The motion, introduced by Liberal MP Dominic LeBlanc, asks MPs to pass judgment on four private individuals and to serve as "judge and jury over a private civil matter before the courts," said Lukiwski, who is parliamentary secretary to House leader John Baird.

Lukiwski said passed, the motion could have a "direct, real and personal effect on an individual person and his or her reputation." Opposition MPs said the government was attempting to curtail their ability to have a debate in order to protect their own party members.

Milliken ruled the motion does not comment on the guilt or innocence of the individuals in the case and that if the motion is adopted it is merely expressing the opinion of the House of Commons.

Tuesday's debate continued opposition efforts to keep the Conservatives on the defensive over the in-and-out financing scheme, in which the Conservative party transferred money to 67 local candidates who then transferred it directly back to the national party headquarters. Elections Canada reimburses all candidates 60 per cent of their eligible expenses if they meet a certain threshold of votes and that money comes from the public purse.

Court documents show that Elections Canada reimbursed more than $100,000 to 17 Conservative candidates before the agency realized something was amiss.

The Conservatives argue what they did was perfectly legal at the time and that all of the other political parties engaged in the same practice of transferring money around. Elections Canada later changed its interpretation of how money could be spent on advertising after the 2006 election and the Conservatives didn't use the in-and-out practice again in 2008, according to the government.

When the Conservatives were denied rebates by Elections Canada following the 2006 campaign, they took the agency to court. The Conservatives initially won their case, but the Federal Court of Appeal reversed that finding last week, which has helped reignite the debate.
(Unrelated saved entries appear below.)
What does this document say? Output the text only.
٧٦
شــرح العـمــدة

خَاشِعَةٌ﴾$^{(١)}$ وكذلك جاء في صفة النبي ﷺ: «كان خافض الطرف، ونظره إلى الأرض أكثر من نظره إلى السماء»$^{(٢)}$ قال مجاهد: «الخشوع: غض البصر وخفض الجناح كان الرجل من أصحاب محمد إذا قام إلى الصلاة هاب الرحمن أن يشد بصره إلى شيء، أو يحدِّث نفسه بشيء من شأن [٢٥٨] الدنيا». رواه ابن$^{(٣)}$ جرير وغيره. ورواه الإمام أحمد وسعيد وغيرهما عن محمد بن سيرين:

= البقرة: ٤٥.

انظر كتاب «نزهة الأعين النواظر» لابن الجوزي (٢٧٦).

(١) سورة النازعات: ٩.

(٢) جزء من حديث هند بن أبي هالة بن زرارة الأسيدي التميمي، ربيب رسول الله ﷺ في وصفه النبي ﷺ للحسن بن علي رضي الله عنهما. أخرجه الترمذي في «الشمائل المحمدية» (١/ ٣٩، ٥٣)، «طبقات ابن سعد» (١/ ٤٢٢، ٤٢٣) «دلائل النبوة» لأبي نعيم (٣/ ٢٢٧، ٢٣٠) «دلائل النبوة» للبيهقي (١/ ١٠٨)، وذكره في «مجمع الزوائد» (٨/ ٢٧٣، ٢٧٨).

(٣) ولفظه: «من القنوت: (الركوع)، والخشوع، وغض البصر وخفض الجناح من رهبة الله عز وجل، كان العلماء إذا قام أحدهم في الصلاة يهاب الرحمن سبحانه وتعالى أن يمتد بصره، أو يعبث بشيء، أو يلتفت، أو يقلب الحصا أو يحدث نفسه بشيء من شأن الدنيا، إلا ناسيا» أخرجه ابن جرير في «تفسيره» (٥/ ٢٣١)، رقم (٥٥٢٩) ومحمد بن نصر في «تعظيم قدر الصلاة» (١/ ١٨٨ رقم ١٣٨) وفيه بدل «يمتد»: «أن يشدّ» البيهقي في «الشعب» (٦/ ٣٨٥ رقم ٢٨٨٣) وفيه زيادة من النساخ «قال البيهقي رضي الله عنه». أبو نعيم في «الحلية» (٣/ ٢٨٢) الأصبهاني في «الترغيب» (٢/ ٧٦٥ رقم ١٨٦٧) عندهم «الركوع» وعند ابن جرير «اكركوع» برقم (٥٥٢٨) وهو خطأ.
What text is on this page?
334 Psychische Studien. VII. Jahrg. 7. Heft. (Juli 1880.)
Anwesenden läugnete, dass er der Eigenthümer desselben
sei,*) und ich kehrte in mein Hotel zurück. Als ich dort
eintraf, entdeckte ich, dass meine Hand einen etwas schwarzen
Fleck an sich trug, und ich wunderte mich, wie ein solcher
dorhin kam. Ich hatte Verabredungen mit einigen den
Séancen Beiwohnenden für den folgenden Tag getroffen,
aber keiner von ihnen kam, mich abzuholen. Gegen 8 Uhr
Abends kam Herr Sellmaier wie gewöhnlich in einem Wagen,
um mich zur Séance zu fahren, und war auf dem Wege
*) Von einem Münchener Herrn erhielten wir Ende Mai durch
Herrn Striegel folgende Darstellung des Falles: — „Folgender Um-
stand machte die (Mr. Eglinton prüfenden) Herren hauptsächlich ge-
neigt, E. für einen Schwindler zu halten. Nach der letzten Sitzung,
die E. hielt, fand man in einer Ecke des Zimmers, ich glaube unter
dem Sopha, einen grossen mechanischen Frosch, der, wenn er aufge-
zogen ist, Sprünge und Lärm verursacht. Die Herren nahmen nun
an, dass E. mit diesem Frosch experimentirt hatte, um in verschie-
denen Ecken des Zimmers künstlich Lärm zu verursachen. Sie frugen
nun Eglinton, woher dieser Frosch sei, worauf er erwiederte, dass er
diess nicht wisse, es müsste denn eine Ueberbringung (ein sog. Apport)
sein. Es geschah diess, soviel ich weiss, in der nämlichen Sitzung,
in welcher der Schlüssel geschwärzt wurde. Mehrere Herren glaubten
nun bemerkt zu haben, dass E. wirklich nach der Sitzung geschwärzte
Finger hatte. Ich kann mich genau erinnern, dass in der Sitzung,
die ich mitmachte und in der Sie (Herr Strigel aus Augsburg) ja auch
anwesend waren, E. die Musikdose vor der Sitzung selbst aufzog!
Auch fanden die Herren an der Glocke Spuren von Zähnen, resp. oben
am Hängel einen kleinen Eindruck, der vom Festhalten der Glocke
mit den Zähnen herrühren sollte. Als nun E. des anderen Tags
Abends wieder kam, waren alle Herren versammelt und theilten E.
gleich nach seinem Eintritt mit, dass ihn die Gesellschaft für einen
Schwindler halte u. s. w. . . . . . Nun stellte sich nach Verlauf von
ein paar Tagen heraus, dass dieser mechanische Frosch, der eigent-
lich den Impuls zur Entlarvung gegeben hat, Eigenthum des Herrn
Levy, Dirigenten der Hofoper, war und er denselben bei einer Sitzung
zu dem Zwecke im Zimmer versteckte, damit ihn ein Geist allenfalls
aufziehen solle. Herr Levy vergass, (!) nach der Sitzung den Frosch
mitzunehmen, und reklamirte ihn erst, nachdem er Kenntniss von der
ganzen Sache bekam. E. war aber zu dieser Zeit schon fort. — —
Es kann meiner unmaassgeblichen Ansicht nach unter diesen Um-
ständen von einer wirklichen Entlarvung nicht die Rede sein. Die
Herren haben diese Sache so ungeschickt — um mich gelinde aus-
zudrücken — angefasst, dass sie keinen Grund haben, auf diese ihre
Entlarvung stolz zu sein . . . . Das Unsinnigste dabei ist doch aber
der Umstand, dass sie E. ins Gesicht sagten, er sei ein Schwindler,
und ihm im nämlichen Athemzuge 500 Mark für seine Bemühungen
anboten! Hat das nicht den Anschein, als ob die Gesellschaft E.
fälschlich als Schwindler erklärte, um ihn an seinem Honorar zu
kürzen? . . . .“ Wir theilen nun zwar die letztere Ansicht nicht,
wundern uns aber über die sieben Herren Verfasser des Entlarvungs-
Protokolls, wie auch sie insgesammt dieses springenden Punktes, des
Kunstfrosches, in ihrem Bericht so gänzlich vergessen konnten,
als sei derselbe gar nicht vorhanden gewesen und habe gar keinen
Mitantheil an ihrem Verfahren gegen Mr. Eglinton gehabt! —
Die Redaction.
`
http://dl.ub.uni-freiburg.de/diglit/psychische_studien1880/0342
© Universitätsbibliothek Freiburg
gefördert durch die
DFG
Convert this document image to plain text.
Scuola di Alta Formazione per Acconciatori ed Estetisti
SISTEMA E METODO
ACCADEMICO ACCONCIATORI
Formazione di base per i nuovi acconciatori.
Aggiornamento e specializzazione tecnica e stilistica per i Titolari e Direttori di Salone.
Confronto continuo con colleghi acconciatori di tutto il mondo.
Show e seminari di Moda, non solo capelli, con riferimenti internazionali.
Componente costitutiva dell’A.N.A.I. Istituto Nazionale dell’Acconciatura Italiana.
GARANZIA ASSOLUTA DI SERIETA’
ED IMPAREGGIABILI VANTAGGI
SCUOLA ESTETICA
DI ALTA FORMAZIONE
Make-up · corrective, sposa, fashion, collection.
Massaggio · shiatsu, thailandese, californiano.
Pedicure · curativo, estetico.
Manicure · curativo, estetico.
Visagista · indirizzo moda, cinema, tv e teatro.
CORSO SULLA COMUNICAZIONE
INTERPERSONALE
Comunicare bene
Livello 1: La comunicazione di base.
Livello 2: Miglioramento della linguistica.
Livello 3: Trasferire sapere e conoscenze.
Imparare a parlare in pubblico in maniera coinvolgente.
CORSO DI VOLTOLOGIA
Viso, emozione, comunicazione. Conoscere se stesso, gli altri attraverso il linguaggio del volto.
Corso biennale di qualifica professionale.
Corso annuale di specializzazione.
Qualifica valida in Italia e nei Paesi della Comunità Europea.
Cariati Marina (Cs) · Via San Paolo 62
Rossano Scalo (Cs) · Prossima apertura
The Conservatives say they hope to take the case to the Supreme Court.

When Pierre Poilievre, parliamentary secretary to the prime minister, rose in the Commons to present his arguments, he complained that the motion fails to address what Canadians care about, including job creation, and he went on to talk about the government's Economic Action Plan.

He was interrupted by opposition MPs who said he should not be permitted to speak about matters that are unrelated to the motion up for debate. Polievre was reminded by the Speaker to "stick to the topic."